Senior government sources told FE Focus this week that the new youth Green Paper would propose returning control of most of the careers service to local education authorities. Other parts could be run by schools and colleges.
Ministers decided to intervene following widespread criticisms of Connexions from principals, school heads, MPs and the Government's own review. One source said: "There really is a feeling that the service is failing."
Charles Clarke, the former education secretary, expressed a desire last month to see LEAs take over. He told MPs: "One of the problems with the development of the Learning and Skills Council, Connexions and a vast range of other organisations is that you have quangos which bypass the role of the local authority."
The public accounts committee said Connexions was good at reaching 16 to 18-year-olds not in education or work, but "the wider population of young people may not always get the advice they need".

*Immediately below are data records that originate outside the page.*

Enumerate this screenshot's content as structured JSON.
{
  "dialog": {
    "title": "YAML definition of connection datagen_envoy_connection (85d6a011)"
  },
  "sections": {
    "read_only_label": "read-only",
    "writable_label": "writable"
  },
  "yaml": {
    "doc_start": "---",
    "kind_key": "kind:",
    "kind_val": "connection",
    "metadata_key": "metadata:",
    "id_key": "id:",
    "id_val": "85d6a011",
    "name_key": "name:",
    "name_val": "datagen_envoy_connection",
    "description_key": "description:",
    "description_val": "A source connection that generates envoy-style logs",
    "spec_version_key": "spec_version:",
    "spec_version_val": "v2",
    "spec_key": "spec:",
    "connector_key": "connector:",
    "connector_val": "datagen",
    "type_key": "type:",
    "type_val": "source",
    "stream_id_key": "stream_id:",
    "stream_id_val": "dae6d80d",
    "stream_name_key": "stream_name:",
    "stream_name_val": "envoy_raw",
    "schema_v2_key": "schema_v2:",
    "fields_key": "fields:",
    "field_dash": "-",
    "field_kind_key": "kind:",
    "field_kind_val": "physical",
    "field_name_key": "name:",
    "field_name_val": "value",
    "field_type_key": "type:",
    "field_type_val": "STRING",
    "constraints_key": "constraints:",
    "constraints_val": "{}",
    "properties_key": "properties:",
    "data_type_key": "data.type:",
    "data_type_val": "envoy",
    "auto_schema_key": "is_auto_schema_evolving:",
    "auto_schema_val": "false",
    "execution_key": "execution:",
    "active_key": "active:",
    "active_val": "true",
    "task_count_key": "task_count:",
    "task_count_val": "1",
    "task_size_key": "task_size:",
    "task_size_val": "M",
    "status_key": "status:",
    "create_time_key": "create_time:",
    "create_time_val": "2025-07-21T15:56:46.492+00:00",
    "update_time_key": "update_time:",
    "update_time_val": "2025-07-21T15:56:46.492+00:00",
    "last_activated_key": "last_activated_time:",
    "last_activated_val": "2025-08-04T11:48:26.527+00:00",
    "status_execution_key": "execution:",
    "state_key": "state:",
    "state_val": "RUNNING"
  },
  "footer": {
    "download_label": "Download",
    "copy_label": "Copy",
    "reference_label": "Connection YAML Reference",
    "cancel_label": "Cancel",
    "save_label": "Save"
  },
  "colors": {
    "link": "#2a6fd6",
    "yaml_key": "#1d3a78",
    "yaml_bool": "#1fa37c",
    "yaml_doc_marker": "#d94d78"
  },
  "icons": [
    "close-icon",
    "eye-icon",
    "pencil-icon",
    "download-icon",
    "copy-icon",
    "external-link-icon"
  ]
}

But the Association of Colleges has warned both groups will lose out unless independent advice is "guaranteed" post-Connexions. In the past, schools and colleges have been accused of giving biased advice to youngsters to encourage them to stay with them.
Judith Norrington, AoC director of curriculum and quality, said: "There is a world of difference between the advice given about what young people should do to progress in a school or college and where they should go if they are uncertain what is best for their future. Impartial advice is vital."
Mick Farley, executive director of Cumbria learning and skills council, said there was a danger of losing the good as well as the bad. He said:
"One of the strengths of Connexions Cumbria is that, being outside the LEA, it is able to form partnerships and draw in money that simply would not come to the local authority."
The Green Paper will propose careers advice be managed by new LEA-dominated Children's Trusts.